# Anaffettivo



## Pincopallino (22 Gennaio 2021)

A parte la spiegazione tecnica che basta aprire Wikipedia e la si trova, avete avuto esperienze dirette di vita con una persona anaffettiva?

Dirette neh...non per sentito dire o letto sul Corriere dei Piccoli. 

Oggi parlandone con un’amica è uscito questo termine e mi son detto, chissà in quanti usano il termine a sproposito senza nemmeno sapere di cosa si parla e solo per esternare in qualche modo un disagio interiore.

Prego...siore verghino.


----------



## bravagiulia75 (22 Gennaio 2021)

È un termine che ultimamente sto usando spesso....

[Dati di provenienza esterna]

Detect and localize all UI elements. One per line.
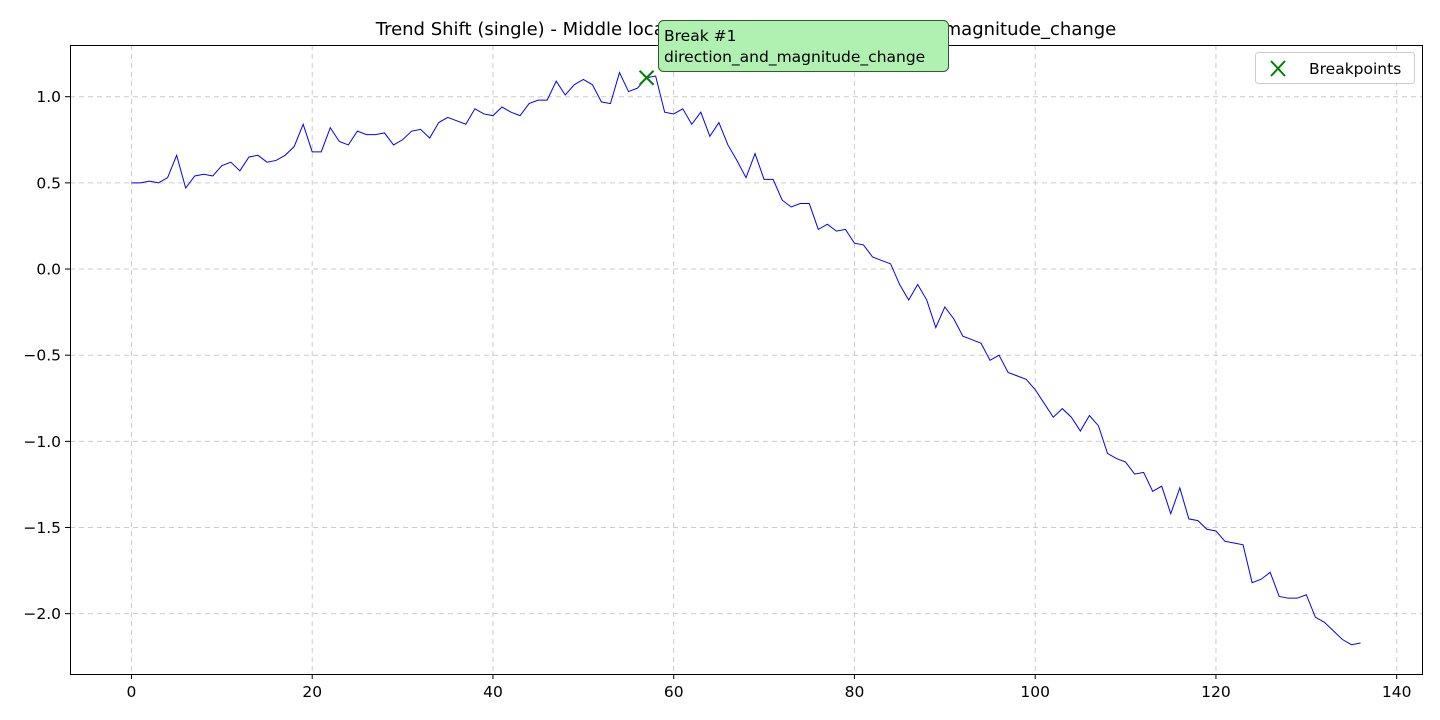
annotation-line-1: Break #1 — [664, 27, 736, 45]
y-tick-label: −1.0 — [23, 433, 61, 451]
y-tick-label: 1.0 — [36, 88, 61, 106]
x-tick-label: 80 — [845, 683, 865, 701]
annotation-line-2: direction_and_magnitude_change — [664, 48, 925, 67]
x-tick-label: 60 — [664, 683, 684, 701]
x-tick-label: 40 — [483, 683, 503, 701]
breakpoint-marker — [638, 70, 655, 86]
x-tick-label: 20 — [302, 683, 322, 701]
x-tick-label: 0 — [127, 683, 137, 701]
annotation-background — [658, 20, 949, 72]
y-tick-label: −1.5 — [23, 519, 61, 537]
plot-area — [131, 70, 1361, 646]
y-tick-label: 0.5 — [36, 174, 61, 192]
y-tick-label: −0.5 — [23, 347, 61, 365]
y-tick-label: −2.0 — [23, 605, 61, 623]
x-axis: 0 20 40 60 80 100 120 140 — [127, 674, 1412, 701]
y-axis: 1.0 0.5 0.0 −0.5 −1.0 −1.5 −2.0 — [23, 88, 70, 623]
y-tick-label: 0.0 — [36, 261, 61, 279]
series-line — [131, 71, 1361, 646]
legend-marker-icon — [1270, 60, 1286, 77]
breakpoints — [638, 70, 655, 86]
x-tick-label: 140 — [1382, 683, 1412, 701]
grid — [70, 45, 1422, 674]
x-tick-label: 100 — [1020, 683, 1050, 701]
legend-frame — [1255, 52, 1415, 84]
legend: Breakpoints — [1255, 52, 1415, 84]
x-tick-label: 120 — [1201, 683, 1231, 701]
annotation-box: Break #1 direction_and_magnitude_change — [658, 20, 949, 72]
legend-label: Breakpoints — [1309, 60, 1401, 78]
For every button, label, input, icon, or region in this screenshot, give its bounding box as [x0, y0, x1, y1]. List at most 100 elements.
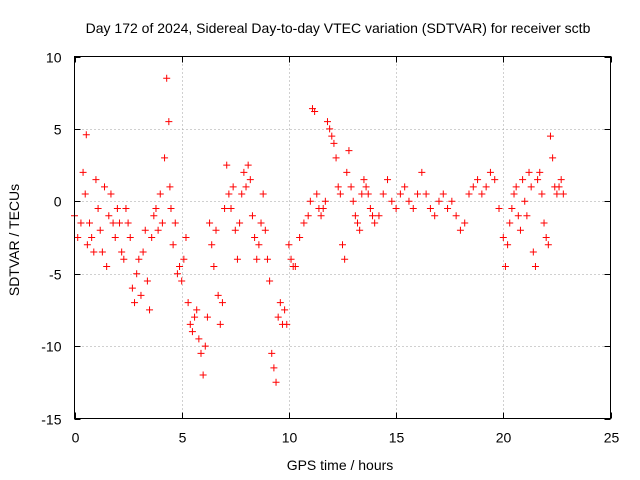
data-point: [343, 168, 351, 176]
data-point: [501, 262, 509, 270]
data-point: [259, 190, 267, 198]
data-point: [105, 212, 113, 220]
data-point: [165, 118, 173, 126]
data-point: [233, 255, 241, 263]
data-point: [124, 219, 132, 227]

Non riferito però ad una persona in particolare....
Quindi se riportassi il contesto in cui l' ho usato probabilmente andrei OT...

Ma di certo sperienze dirette cmq ne ho....

In passato sono stata insieme ad una persona veramente anaffettiva....ci avevo perso totalmente la testa... ovviamente... è finita malissimo....anche perché oltre a ciò era perfido (e violento psicologicamente parlando)..ci ho messo un anno a capire che non era la persona adatta a me...credo sia stata l esperienza peggiore che abbia mai vissuto...
Ma per fortuna ero veramente giovane...ma mi ha cambiato....credo di essere la persona che sono grazie anche a lui....

E infine 
 l altro giorno sono stata praticamente definita anaffettiva..... la parola è stata detta durante un litigio...e probabilmente usata a cazzo anche se la cosa mi ha veramente disturbato perché sono tutto tranne che anaffettiva...ma amen ho le spalle larghe.....


----------



## Pincopallino (22 Gennaio 2021)

A volte si esprimono giudizi del genere senza la corretta conoscenza dei fatti, così tanto per buttar li qualcosa che colpisce.
E chi lo fa non è nemmeno troppo limpido a sua volta, perché diversamente chiederebbe.
Diciamo che basta far loro la tara come si suol dire e gestirli poi di conseguenza.


----------